Breakfast Stout glass
Founders Brewing Co. co-founder Dave Engbers was working behind the bar at the brewery’s taproom when the idea for Founders Breakfast Stout hit him.

In the next issue of All About Beer Magazine, I take a look at the art of brewing with coffee and beer. As KBS Week kicks off today, we wanted to share an excerpt from our cover story on the origins of Founders Breakfast Stout.

One of the more popular beers on the market is the Breakfast Stout from Founders Brewing Co. in Grand Rapids, MI (along with its boozy brother, the bourbon-barrel aged Kentucky Breakfast Stout, known as KBS). The beer, whose bottle has a label with a round-cheeked kid eagerly lapping up a bowl of cereal, is a creamy, luscious stout brewed with coffee and chocolate.  It is also a “complete pain in the ass to make,” says co-founder and Vice President of Brand Dave Engbers.

Dave Engbers headshot
Dave Engbers

“It smells great in the brewery, but between the coffee-handling equipment and chocolate equipment, it adds multiple steps to the process,” he says. “It’s a matter of keeping morale up while brewing, keeping the brewers happy, because it’s not the easiest day in the brewhouse.”

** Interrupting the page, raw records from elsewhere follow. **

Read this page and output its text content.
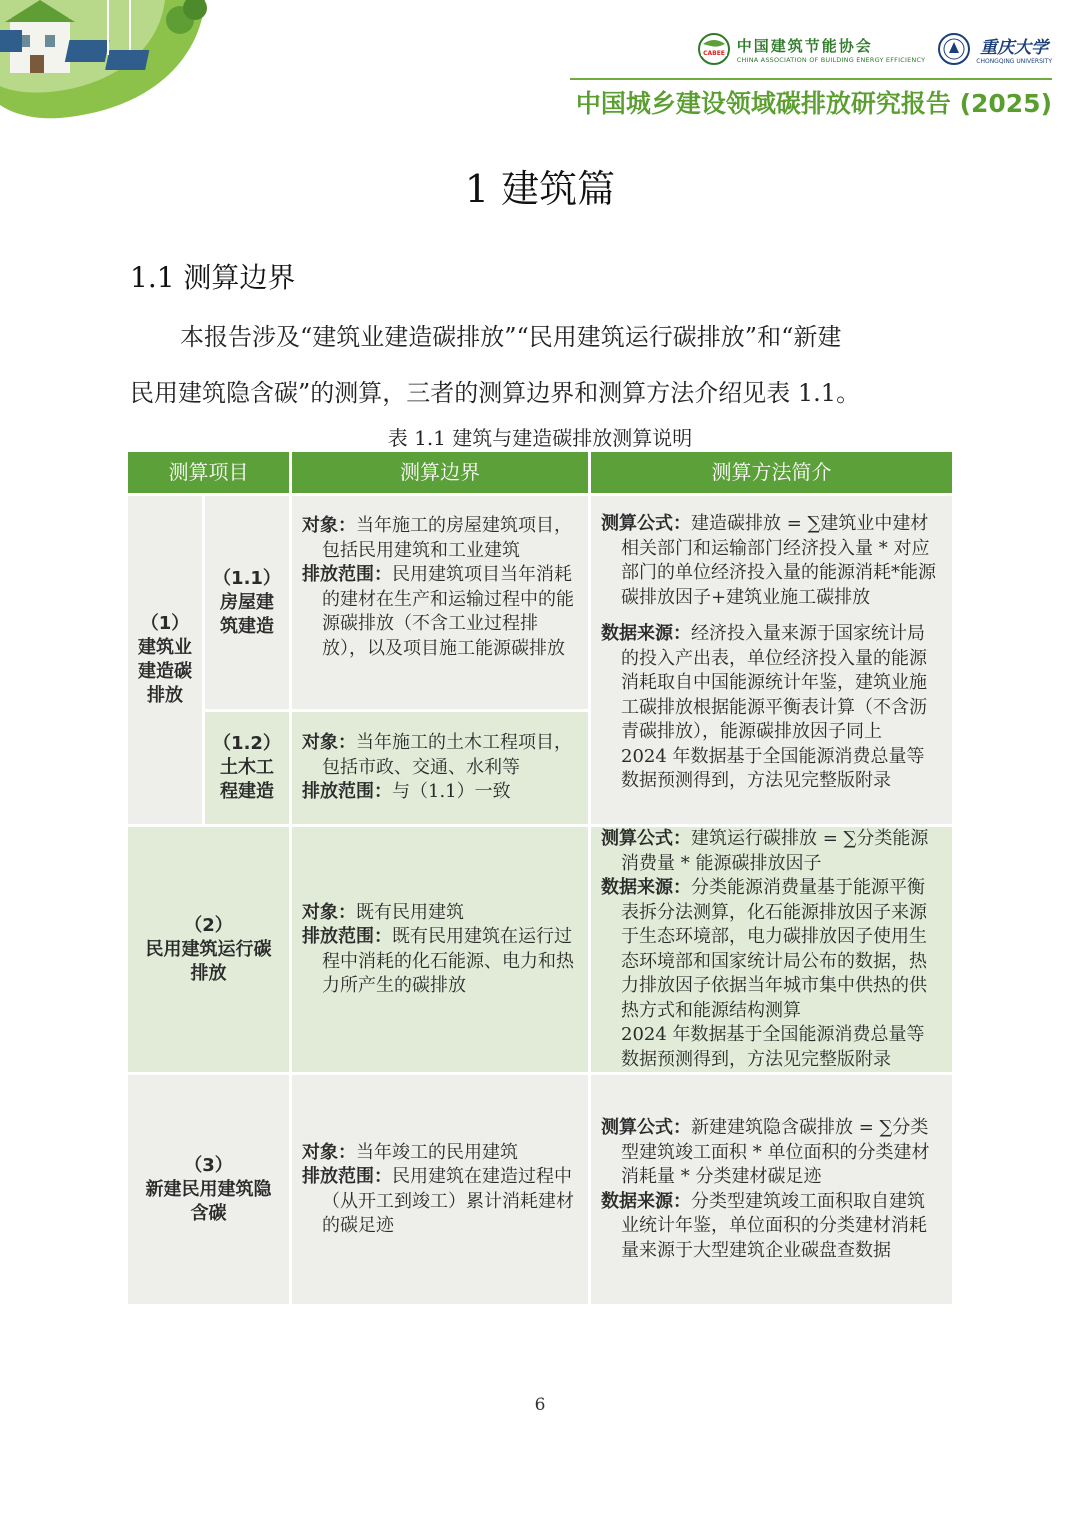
CABEE 中国建筑节能协会
CHINA ASSOCIATION OF BUILDING ENERGY EFFICIENCY
重庆大学
CHONGQING UNIVERSITY
中国城乡建设领域碳排放研究报告 (2025)
1 建筑篇
1.1 测算边界
本报告涉及“建筑业建造碳排放”“民用建筑运行碳排放”和“新建
民用建筑隐含碳”的测算，三者的测算边界和测算方法介绍见表 1.1。
表 1.1 建筑与建造碳排放测算说明
测算项目	测算边界	测算方法简介
（1）
建筑业
建造碳
排放
（1.1）
房屋建
筑建造
对象：当年施工的房屋建筑项目，包括民用建筑和工业建筑
排放范围：民用建筑项目当年消耗的建材在生产和运输过程中的能源碳排放（不含工业过程排放），以及项目施工能源碳排放
（1.2）
土木工
程建造
对象：当年施工的土木工程项目，包括市政、交通、水利等
排放范围：与（1.1）一致
测算公式：建造碳排放 = ∑建筑业中建材相关部门和运输部门经济投入量 * 对应部门的单位经济投入量的能源消耗*能源碳排放因子+建筑业施工碳排放
数据来源：经济投入量来源于国家统计局的投入产出表，单位经济投入量的能源消耗取自中国能源统计年鉴，建筑业施工碳排放根据能源平衡表计算（不含沥青碳排放），能源碳排放因子同上
2024 年数据基于全国能源消费总量等数据预测得到，方法见完整版附录
（2）
民用建筑运行碳
排放
对象：既有民用建筑
排放范围：既有民用建筑在运行过程中消耗的化石能源、电力和热力所产生的碳排放
测算公式：建筑运行碳排放 = ∑分类能源消费量 * 能源碳排放因子
数据来源：分类能源消费量基于能源平衡表拆分法测算，化石能源排放因子来源于生态环境部，电力碳排放因子使用生态环境部和国家统计局公布的数据，热力排放因子依据当年城市集中供热的供热方式和能源结构测算
2024 年数据基于全国能源消费总量等数据预测得到，方法见完整版附录
（3）
新建民用建筑隐
含碳
对象：当年竣工的民用建筑
排放范围：民用建筑在建造过程中（从开工到竣工）累计消耗建材的碳足迹
测算公式：新建建筑隐含碳排放 = ∑分类型建筑竣工面积 * 单位面积的分类建材消耗量 * 分类建材碳足迹
数据来源：分类型建筑竣工面积取自建筑业统计年鉴，单位面积的分类建材消耗量来源于大型建筑企业碳盘查数据
6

The idea for Breakfast Stout (a seasonal available from September to December each year) came to Engbers in a roundabout way. More than a decade ago he was working behind the bar at the brewery’s taproom when a regular customer came in with some chocolate-covered espresso beans. Engbers was offered one, happily accepted, chewed it down and then took a sip from his glass of Founders’ porter to wash it down.

“It was just one of those sips where I knew it was special,” Engbers said in a telephone interview . He conducted a quick focus group with those assembled at the bar, giving them a bean and a sip, and soon had his brewer on the line hatching plans for a coffee chocolate porter, a recipe that would later become the stout. After years of dialing in the recipe, Engbers says, the brewery is now pleased with the resulting product.

“It’s still beer; it just has this wonderful flavor components,” he says.